Todos los jóvenes del pueblo estaban completamente armados, hombres y mujeres, incluyendo a Mudan y a todos los que habían venido desde nuestro pueblo.

“Retrocedan rápido.” Haitang sentía dolor al ver a sus compañeros invadidos por esos demonios, pero en ese momento no había nada que pudieran hacer para salvarlos; intentar ayudarles sería solo una muerte segura.

El jefe del pueblo aún no había aparecido; probablemente estaba ayudando a los dos hermanos de Qiu Sheng a curarse.

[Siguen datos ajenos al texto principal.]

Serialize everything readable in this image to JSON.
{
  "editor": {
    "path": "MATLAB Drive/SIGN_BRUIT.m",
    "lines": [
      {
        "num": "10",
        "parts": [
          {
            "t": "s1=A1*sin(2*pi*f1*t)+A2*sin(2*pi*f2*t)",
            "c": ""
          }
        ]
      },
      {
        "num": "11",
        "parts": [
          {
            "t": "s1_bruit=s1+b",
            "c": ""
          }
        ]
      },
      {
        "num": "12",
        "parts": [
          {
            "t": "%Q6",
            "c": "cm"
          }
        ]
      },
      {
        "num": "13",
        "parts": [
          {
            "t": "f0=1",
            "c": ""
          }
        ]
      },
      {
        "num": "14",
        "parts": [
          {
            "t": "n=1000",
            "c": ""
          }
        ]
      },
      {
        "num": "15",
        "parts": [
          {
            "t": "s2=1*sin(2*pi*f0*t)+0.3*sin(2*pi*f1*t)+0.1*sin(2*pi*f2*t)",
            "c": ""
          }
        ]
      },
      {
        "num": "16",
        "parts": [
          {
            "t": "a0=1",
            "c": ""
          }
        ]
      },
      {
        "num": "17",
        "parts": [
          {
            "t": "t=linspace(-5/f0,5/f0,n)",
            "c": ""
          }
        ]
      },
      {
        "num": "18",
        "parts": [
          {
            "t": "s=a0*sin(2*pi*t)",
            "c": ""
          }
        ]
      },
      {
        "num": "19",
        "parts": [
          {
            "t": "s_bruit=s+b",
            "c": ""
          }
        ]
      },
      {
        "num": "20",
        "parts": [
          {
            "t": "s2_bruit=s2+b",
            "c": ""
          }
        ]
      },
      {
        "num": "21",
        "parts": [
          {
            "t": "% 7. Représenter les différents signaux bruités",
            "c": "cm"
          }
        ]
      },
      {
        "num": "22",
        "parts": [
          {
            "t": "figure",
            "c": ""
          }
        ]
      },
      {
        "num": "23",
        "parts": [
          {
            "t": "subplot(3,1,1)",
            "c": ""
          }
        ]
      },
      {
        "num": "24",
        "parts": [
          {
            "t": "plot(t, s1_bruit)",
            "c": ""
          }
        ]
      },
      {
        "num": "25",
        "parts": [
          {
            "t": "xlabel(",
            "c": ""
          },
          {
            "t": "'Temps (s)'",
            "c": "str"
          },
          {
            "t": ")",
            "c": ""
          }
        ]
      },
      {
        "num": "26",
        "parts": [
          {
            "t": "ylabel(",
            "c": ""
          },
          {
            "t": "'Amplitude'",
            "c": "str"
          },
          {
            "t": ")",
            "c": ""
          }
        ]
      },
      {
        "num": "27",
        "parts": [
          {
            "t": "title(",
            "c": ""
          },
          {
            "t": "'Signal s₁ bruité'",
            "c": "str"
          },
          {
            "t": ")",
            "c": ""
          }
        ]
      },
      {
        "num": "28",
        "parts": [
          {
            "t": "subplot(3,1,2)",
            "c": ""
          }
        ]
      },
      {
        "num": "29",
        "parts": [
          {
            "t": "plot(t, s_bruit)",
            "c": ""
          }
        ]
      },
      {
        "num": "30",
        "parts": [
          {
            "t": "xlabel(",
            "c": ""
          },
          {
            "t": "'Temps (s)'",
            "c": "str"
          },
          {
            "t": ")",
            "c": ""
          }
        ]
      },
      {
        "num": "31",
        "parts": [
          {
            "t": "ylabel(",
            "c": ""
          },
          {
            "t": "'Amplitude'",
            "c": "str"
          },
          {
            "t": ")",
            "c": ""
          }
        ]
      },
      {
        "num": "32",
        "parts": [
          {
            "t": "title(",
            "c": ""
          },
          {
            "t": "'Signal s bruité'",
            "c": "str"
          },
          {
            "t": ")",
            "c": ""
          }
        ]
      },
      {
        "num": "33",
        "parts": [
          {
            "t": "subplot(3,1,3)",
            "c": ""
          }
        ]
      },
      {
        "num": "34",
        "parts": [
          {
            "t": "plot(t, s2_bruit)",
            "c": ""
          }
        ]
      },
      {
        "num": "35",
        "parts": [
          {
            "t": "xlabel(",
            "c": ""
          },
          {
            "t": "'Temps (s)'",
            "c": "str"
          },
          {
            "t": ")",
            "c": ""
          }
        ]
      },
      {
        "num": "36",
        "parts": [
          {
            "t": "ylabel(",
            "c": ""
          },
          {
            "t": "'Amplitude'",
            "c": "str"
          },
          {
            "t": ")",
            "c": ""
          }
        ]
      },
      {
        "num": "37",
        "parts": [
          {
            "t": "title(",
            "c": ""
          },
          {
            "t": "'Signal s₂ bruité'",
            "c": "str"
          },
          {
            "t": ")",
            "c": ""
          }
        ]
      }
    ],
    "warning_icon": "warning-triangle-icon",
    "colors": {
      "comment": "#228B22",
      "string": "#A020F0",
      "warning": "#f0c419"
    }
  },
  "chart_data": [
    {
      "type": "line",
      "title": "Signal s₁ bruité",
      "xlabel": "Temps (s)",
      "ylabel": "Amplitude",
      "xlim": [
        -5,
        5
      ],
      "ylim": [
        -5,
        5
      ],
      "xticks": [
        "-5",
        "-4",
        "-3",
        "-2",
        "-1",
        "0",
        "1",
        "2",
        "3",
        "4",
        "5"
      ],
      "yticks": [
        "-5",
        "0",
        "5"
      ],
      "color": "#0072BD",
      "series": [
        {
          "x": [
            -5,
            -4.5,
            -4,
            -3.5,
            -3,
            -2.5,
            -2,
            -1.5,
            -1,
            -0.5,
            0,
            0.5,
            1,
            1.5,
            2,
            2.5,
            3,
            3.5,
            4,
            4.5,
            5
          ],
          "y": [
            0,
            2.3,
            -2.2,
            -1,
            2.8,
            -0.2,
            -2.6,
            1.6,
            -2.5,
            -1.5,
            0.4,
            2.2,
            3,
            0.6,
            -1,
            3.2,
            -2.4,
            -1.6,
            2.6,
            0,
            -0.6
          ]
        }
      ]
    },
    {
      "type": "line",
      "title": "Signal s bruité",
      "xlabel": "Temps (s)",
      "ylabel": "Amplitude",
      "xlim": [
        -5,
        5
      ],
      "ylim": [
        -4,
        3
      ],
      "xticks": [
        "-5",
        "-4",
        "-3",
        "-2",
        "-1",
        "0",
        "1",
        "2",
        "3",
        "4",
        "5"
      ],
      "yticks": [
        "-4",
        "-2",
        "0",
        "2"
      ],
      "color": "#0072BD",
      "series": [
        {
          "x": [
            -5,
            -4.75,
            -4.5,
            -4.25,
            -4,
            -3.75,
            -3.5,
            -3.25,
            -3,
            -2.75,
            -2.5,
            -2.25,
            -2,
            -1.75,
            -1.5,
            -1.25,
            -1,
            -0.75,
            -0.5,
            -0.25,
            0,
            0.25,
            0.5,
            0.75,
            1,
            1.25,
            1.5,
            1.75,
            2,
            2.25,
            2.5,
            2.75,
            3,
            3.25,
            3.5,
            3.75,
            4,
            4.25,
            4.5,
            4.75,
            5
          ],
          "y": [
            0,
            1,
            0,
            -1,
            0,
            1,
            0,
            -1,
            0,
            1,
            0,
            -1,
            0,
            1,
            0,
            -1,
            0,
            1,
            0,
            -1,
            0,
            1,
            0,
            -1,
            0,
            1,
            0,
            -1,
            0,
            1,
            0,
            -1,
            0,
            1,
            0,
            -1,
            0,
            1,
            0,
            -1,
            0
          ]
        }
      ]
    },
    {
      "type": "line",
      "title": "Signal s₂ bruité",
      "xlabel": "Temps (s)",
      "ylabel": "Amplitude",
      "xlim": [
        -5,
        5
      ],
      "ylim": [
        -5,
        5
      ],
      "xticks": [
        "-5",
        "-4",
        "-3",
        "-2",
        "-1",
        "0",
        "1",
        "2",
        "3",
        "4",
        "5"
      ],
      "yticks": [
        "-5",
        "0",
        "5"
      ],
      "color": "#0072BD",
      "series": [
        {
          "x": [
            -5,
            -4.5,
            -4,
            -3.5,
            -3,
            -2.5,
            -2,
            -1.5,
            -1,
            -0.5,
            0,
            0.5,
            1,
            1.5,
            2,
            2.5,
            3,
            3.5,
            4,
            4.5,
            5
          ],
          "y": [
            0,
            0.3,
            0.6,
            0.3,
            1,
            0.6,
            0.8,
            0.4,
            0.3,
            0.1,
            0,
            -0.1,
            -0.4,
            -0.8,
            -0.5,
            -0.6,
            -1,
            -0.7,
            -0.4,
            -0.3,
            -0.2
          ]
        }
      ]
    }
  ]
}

Haitang levantó su arco y gritó “¡En marcha!”, llevando a todos hacia el interior de la cueva.

Los ancianos del pueblo y los niños, aunque aún eran jóvenes, también estaban ocupados; tenían cuchillos, arcos y flechas, y también habían traído algunas cañas afiladas que colocaron en la entrada de la cueva.

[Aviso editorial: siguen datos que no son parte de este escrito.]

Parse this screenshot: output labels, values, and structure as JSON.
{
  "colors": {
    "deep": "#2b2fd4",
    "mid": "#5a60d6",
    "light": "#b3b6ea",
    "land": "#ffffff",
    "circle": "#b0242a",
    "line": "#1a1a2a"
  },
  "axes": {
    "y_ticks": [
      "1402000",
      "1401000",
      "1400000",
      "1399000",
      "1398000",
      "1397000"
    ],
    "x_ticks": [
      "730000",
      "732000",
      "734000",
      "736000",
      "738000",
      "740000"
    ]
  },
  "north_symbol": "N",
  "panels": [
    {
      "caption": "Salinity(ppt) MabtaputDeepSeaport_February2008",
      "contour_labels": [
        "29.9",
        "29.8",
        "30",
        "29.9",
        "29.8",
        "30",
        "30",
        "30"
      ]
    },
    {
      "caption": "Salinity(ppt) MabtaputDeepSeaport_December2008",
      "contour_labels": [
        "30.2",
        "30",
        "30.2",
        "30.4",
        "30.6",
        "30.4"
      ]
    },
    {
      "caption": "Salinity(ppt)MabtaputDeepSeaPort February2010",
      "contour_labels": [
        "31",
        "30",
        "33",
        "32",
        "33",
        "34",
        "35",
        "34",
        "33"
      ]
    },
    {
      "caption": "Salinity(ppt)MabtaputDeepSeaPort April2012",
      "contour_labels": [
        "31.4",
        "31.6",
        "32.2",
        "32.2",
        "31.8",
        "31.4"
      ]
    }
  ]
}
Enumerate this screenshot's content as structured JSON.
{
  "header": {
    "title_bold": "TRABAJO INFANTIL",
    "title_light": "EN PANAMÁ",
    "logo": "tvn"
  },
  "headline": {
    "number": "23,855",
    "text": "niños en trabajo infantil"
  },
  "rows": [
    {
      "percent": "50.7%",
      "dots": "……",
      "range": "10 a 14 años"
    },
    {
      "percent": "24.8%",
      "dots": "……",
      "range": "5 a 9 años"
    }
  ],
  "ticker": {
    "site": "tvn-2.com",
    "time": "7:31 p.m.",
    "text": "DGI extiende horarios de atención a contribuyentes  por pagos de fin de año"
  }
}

En ese momento, de repente me pareció que Blackzi era muy valiente; yo no tendría el coraje de hacer lo que él hizo.

Blackzi y yo también nos apresuramos a unirnos al grupo. Durante todo el camino, nadie dijo una palabra; los zombis poseídos por esos demonios eran una sombra permanente en nuestros corazones. “Vamos…” Wei Yucheng derribó a uno de los zombis que se acercaba y me tiró bruscamente para que me moviera.

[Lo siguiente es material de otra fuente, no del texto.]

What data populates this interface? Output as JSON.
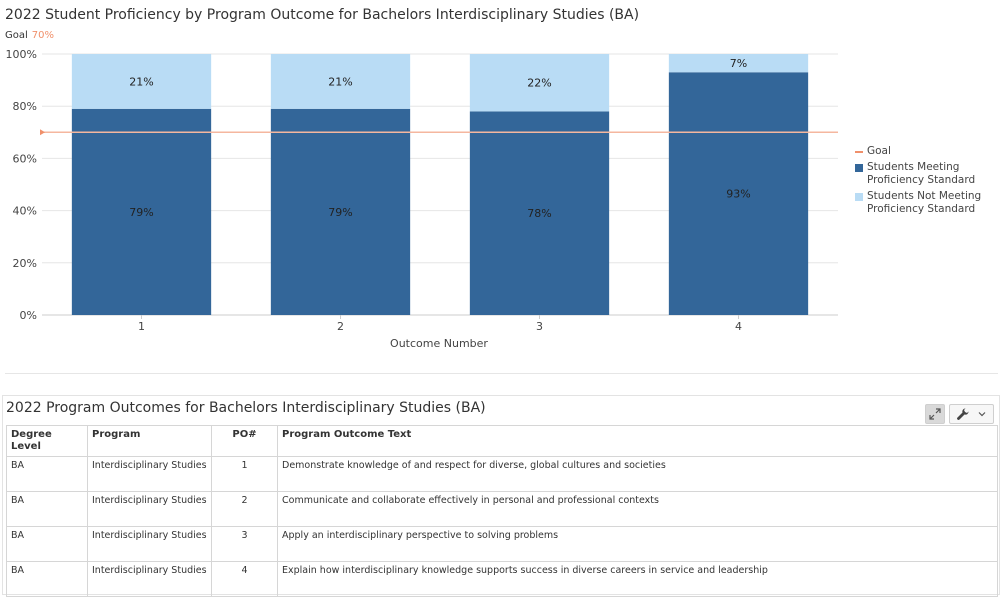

“Blackzi, enciende el fuego…” Al recuperar mi sentido común, no podía quedarme sentado esperando la muerte. Afortunadamente, el terreno en esta área era complicado, lo cual nos favorecía, pero ya era tarde en la noche y la visibilidad era muy reducida.

“Ya está listo.” Blackzi forzó una sonrisa, como si aún no se hubiera recuperado de su tristeza anterior. “Enciende el fuego…” Haitang dio la orden.

Pero ese chico tenía una caña en la mano; la lanzó al aire y luego disparó. ¡Ah, sí! Esos zombis temían al fuego… ¿Cómo había podido olvidarlo?

La caña explotó de inmediato; aunque no era muy potente, las chispas cubrieron todo a nuestro alrededor en un instante. Todos comenzaron a encender hogueras y repartir antorchas entre ellos, y pronto toda la valle se iluminó.

Los zombis que seguían acercándose, junto con los cuerpos que había en el suelo, fueron devorados por las llamas en un instante.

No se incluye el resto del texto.